The Hopper w/ Sling built-in is where there is a definite feature advantage since only that model allows the transfer of recordings to your iPhone/iPad mobile device... neither the sling adapter or the standalone slingbox would give you that feature on the original Hopper.

But for your purposes if you mainly just want the sling features AND want to be able to use Slingplayer software... you should be good to go.

Oh, the other thing... Dish Anywhere is free for everyone... but the iPhone/iPad Slingplayer app costs money last I checked... I do not know if Dish Anywhere will work with a slingbox, but it might. Maybe someone with a slingbox can chime in on that point.


----------



## harsh

SeaBeagle said:


> How is Vulkano Flow set up with a Dish Anywhere?


It is not.
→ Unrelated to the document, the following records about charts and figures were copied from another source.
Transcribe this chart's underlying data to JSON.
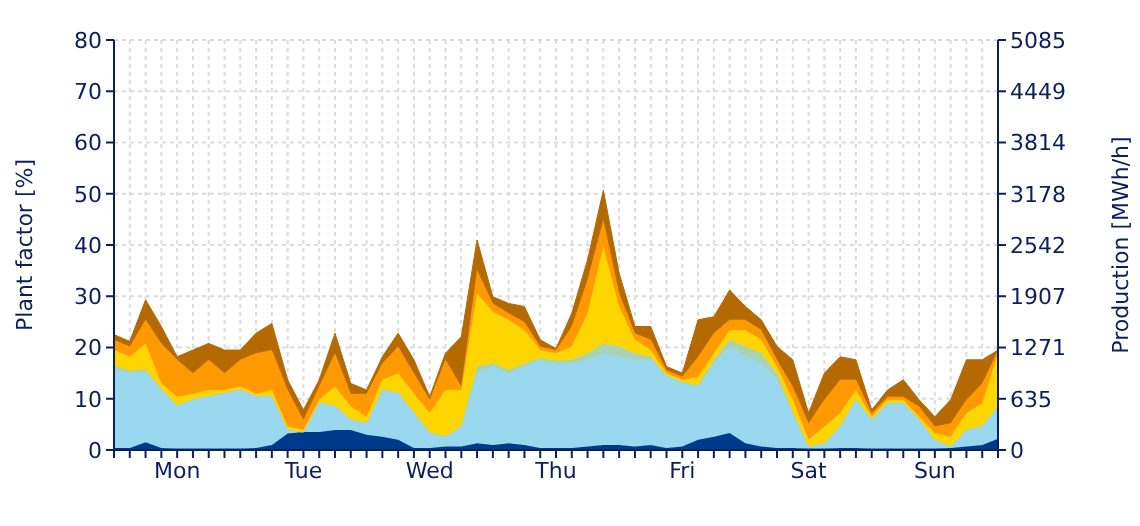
{
  "chart_data": {
    "type": "area",
    "stacked": true,
    "ylabel": "Plant factor [%]",
    "y2label": "Production [MWh/h]",
    "categories": [
      null,
      null,
      null,
      null,
      "Mon",
      null,
      null,
      null,
      null,
      null,
      null,
      null,
      "Tue",
      null,
      null,
      null,
      null,
      null,
      null,
      null,
      "Wed",
      null,
      null,
      null,
      null,
      null,
      null,
      null,
      "Thu",
      null,
      null,
      null,
      null,
      null,
      null,
      null,
      "Fri",
      null,
      null,
      null,
      null,
      null,
      null,
      null,
      "Sat",
      null,
      null,
      null,
      null,
      null,
      null,
      null,
      "Sun",
      null,
      null,
      null,
      null
    ],
    "ylim": [
      0,
      80
    ],
    "yticks": [
      0,
      10,
      20,
      30,
      40,
      50,
      60,
      70,
      80
    ],
    "y2lim": [
      0,
      5085
    ],
    "y2ticks": [
      0,
      635,
      1271,
      1907,
      2542,
      3178,
      3814,
      4449,
      5085
    ],
    "grid": true,
    "legend": false,
    "series": [
      {
        "color": "#003a8c",
        "values": [
          0.4,
          0.4,
          1.5,
          0.4,
          0.3,
          0.3,
          0.3,
          0.3,
          0.3,
          0.4,
          1,
          3.2,
          3.5,
          3.5,
          3.9,
          3.9,
          3,
          2.6,
          2,
          0.4,
          0.4,
          0.7,
          0.7,
          1.3,
          1,
          1.3,
          1,
          0.4,
          0.4,
          0.4,
          0.7,
          1,
          1,
          0.7,
          1,
          0.4,
          0.7,
          2,
          2.6,
          3.3,
          1.3,
          0.7,
          0.4,
          0.4,
          0.3,
          0.3,
          0.4,
          0.4,
          0.3,
          0.3,
          0.3,
          0.3,
          0.3,
          0.4,
          0.7,
          1,
          2.2
        ]
      },
      {
        "color": "#99d8ef",
        "values": [
          15.2,
          14.6,
          13.7,
          11.3,
          8.2,
          9.5,
          10.1,
          10.7,
          11.4,
          10,
          9.4,
          0.7,
          0,
          5.6,
          4.6,
          2,
          2.2,
          9.1,
          9,
          6.8,
          2.9,
          1.9,
          3.9,
          13.7,
          15.3,
          13.7,
          15.3,
          17.2,
          16.5,
          16.5,
          16.9,
          17.9,
          17.2,
          16.9,
          16.6,
          13.9,
          12.3,
          10.4,
          14.3,
          16.9,
          16.9,
          16.2,
          13.3,
          6.8,
          0.4,
          1,
          4.2,
          9.4,
          5.6,
          8.8,
          8.8,
          5.6,
          1.7,
          0.3,
          3.2,
          3.6,
          6.3
        ]
      },
      {
        "color": "#a9d3b5",
        "values": [
          0.9,
          0.5,
          0.5,
          0.3,
          0.3,
          0.2,
          0.2,
          0.2,
          0.2,
          0.2,
          0.2,
          0.1,
          0,
          0.2,
          0.2,
          0.1,
          0.1,
          0.2,
          0.2,
          0.2,
          0.1,
          0.1,
          0.1,
          1.3,
          0.7,
          0.6,
          0.6,
          0.4,
          0.5,
          0.7,
          1.3,
          1.9,
          2,
          1.3,
          0.6,
          0.3,
          0.3,
          0.3,
          0.7,
          1.3,
          2,
          2,
          1.3,
          0.2,
          0,
          0,
          0.1,
          0.2,
          0.1,
          0.1,
          0.1,
          0.1,
          0,
          0,
          0.1,
          0.1,
          0.1
        ]
      },
      {
        "color": "#ffd500",
        "values": [
          3,
          2.7,
          5.1,
          1,
          1.6,
          1,
          1.1,
          0.5,
          0.5,
          0.4,
          1.1,
          0.6,
          0.4,
          0.5,
          3.7,
          2.5,
          1.2,
          1.8,
          3.8,
          3.6,
          3.8,
          9,
          7,
          14.3,
          10,
          9.8,
          6.5,
          1.5,
          1.5,
          2.6,
          7.8,
          18.9,
          7.8,
          2.6,
          1.3,
          0.4,
          0.4,
          1.6,
          1.3,
          1.9,
          3.2,
          2.6,
          1.3,
          2.4,
          1.3,
          3.3,
          2.5,
          1.7,
          0.5,
          0.6,
          0.6,
          0.5,
          1.3,
          1.9,
          3.2,
          4.4,
          10.3
        ]
      },
      {
        "color": "#ff9900",
        "values": [
          2,
          2,
          4.6,
          7.8,
          7.2,
          4,
          5.9,
          3.3,
          5.2,
          7.9,
          7.8,
          7.1,
          2,
          2.6,
          6.5,
          2.5,
          4.5,
          3.2,
          5.2,
          4,
          2.6,
          5.9,
          0.7,
          4.5,
          1.6,
          1.3,
          1.6,
          0.7,
          0.6,
          3.9,
          6.5,
          5.2,
          2.6,
          1.3,
          2,
          0.6,
          0.6,
          3.9,
          3.9,
          2,
          2,
          1.9,
          1.3,
          2.6,
          3.2,
          5.2,
          6.5,
          2,
          0.7,
          0.6,
          0.6,
          2,
          1.3,
          2.6,
          2.6,
          3.9,
          0.6
        ]
      },
      {
        "color": "#b46a00",
        "values": [
          1,
          1,
          3.9,
          3.3,
          0.6,
          4.5,
          3.2,
          4.5,
          1.9,
          3.9,
          5.2,
          2,
          1.9,
          1.3,
          3.9,
          2,
          0.7,
          1.3,
          2.6,
          2.6,
          0.6,
          1.3,
          9.7,
          5.9,
          1.3,
          1.9,
          3,
          1.3,
          0.3,
          2.6,
          3.9,
          5.8,
          3.9,
          1.3,
          2.6,
          0.7,
          0.7,
          7.2,
          3.2,
          5.8,
          2.6,
          2,
          2.6,
          5.2,
          2,
          5.2,
          4.5,
          3.9,
          0.6,
          1.3,
          3.3,
          1.3,
          1.9,
          4.6,
          7.8,
          4.6,
          0
        ]
      }
    ]
  }
}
DISH Anywhere supports only Slingloaded devices (ViP922, HWS and Sling Adapter).

As conventional Slingboxen used to be supported and aren't any longer, it seems unlikely that Monsoon support will ever be added.


----------



## Wilf

The Vulkano Flow works, but the iPad app is badly in need of an update.


----------



## harsh

Wilf said:


> The Vulkano Flow works, but the iPad app is badly in need of an update.


While the Vulkano Flow works with DISH receivers, I'm pretty sure that it does NOT work with DISH Anywhere.


----------